I have received the decree of the President of the United States dated September 15, abolishing slavery in the Republic, which you forwarded to me in your communication of the 29th of this month. At the moment of preparing to publish and circulate the said decree, reflection occurred to me concerning the injuries which an exact fulfilment of this decree would cause in this department; and since I understand that it is one of my principal duties to report all evils which may threaten the Supreme Government for your due consideration and final decision, I thought it my duty to defer its publication until I could make this report was the purpose indicated, so that you may give my report such consideration as you think it merits, and bring it to the attention of the President so that he may weight it in the balance of equity and consider the peculiar circumstances in which this important part of the state finds itself, hoping that he may, perhaps, think it desirable to make another decree, granting to this department an exemption from the decree of the 15th of September….
Article 8 of the general colonization law of August 18, 1824, says: "The Mexican-nation offers to foreigners who come and establish themselves in its territory security for their persons and property." Article I of the State colonization law of the 24th of March, 1825, says explicitly: "All foreigners who in virtue of the general law of August 18, 1824, which guarantees them security for person and property in the Mexican nation, and who wish to plant themselves in the settlement of the states of Coahuila and Texas may come, and the said State invites and calls them." Under such solemn guarantees have the foreigners who now inhabit this department settled her, and after they have been so solemnly assured by the Mexican nation of security for their persons and property, and after, in addition, the state has invited and called them it does seem very hard to deprive them now of their property by a decree of the Supreme Government, and especially of that property which is of the most importance for agriculture and for raising cattle and for the other labors to which they have devoted themselves. For they cannot carry on these labors without the aid of the robust and almost indefatigable strength of that race of the human species called negroes, who, to their misfortune, suffer slavery. But I hope I may be allowed to make this observation these unfortunates, when they came to this country, were already slaves and their masters regarded them as things, objects of commerce. Neither the Government nor the inhabitants of the country have made them slaves. It is a condition which they brought with them, and they were introduced for the purpose of making them labor in the fields. To give freedom to these laborers would be the same as ruining this important branch of public welfare. Two rights of great importance are seen in this question: namely, liberty and property. Which is the most sacred and most respectable of these two rights in our case in the Mexican Republic? We have here a problem which is not to be settled easily. Philanthropy and the natural sentiments of humanity speak promptly in favor of liberty, but the laws which regulate society take the part of property and declare it to be sacred and inviolable---that no one should be deprived of his property without due process of law….
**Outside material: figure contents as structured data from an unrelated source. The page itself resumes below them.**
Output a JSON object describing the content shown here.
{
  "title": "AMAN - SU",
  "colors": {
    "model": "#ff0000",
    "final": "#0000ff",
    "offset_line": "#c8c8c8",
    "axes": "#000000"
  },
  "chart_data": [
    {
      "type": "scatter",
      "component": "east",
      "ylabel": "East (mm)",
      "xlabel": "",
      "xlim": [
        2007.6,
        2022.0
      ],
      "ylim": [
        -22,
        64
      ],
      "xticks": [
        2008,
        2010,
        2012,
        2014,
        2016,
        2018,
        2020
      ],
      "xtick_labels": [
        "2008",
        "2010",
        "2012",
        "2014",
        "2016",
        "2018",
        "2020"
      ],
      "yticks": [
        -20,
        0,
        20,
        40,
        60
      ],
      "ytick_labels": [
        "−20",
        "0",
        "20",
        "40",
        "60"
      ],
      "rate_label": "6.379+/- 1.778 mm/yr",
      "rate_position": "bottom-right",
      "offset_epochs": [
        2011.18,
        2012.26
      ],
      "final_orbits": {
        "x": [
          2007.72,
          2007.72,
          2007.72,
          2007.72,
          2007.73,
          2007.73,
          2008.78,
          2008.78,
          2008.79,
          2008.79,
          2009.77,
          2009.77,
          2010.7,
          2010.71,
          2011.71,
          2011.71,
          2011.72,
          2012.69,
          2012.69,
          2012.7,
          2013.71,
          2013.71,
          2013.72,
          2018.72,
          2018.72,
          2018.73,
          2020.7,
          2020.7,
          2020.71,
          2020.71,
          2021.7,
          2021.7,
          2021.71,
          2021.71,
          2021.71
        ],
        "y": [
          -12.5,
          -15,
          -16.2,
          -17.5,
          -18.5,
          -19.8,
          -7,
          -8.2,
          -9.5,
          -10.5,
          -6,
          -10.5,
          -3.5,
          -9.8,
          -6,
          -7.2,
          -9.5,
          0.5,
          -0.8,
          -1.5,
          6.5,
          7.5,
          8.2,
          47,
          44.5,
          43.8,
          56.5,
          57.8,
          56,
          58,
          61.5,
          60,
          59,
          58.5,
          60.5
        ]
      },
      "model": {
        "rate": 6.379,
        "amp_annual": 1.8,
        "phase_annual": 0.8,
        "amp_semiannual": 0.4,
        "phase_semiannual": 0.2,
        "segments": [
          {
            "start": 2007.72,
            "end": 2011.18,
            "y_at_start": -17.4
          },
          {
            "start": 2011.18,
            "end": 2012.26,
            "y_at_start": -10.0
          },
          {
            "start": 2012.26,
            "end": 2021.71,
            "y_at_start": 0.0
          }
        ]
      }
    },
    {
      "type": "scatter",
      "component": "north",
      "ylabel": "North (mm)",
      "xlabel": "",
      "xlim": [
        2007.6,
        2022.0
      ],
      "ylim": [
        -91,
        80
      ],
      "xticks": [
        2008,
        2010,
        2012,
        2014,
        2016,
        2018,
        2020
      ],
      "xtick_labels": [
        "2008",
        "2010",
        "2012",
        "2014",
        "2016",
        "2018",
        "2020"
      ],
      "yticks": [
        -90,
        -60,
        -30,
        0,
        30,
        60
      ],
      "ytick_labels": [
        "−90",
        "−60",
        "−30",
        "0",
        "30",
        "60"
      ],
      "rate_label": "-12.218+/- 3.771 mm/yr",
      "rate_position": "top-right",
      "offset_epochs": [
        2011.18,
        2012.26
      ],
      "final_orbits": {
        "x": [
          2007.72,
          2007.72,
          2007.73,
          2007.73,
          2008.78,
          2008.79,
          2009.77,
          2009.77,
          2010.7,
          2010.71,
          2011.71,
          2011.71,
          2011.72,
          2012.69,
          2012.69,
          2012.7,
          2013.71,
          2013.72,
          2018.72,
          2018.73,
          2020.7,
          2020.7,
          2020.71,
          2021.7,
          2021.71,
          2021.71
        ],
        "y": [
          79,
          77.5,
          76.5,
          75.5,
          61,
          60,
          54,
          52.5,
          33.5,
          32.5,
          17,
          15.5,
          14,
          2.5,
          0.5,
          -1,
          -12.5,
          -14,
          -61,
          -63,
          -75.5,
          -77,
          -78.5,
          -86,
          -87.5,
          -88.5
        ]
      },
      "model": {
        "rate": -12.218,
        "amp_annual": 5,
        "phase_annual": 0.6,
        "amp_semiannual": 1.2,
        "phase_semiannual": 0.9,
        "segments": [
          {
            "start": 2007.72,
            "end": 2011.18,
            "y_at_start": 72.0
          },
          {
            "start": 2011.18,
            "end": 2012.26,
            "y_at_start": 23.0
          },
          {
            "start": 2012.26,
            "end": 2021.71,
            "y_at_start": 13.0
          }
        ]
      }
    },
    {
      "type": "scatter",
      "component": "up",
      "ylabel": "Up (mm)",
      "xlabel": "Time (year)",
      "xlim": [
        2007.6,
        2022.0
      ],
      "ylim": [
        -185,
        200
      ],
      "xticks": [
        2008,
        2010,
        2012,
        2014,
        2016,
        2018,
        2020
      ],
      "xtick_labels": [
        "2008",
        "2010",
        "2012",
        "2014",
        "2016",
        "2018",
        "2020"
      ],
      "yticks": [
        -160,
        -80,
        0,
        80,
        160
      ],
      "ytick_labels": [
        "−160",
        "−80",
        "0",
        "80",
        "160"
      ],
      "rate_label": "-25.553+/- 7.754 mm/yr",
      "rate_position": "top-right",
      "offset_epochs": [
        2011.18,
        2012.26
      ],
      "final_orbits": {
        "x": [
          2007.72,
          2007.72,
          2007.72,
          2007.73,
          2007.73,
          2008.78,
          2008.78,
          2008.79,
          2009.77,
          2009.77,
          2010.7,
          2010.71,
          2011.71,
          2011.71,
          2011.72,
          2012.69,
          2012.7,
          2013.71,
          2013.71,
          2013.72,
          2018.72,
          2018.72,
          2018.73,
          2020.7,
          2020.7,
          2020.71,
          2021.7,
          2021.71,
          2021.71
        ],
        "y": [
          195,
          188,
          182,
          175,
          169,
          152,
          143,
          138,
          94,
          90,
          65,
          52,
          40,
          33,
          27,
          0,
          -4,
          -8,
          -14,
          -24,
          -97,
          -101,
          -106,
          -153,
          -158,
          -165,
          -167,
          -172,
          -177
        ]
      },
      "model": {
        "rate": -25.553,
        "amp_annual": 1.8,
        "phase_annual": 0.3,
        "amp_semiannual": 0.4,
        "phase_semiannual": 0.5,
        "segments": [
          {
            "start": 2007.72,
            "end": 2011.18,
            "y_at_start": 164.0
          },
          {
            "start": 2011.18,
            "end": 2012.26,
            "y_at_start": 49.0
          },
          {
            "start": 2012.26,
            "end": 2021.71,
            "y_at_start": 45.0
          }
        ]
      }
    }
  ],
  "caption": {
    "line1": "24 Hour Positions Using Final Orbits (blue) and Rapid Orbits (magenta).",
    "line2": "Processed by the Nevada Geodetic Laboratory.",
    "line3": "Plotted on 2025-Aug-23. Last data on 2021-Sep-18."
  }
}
I beg your excellency to interpose your influence so that the Supreme Government of the Union may grant to this department exemption from the decree which abolishes slavery; or communicate to me as quickly as possible your decision concerning the action that I should take. I assure you that on my part your order shall be complied with immediately. I have only sought to point out the evils that would follow the execution of the decree in this department. I estimate that the number of slaves in the new settlements is approximately one thousand of both sexes. Their owners value them at around 300,000 pesos.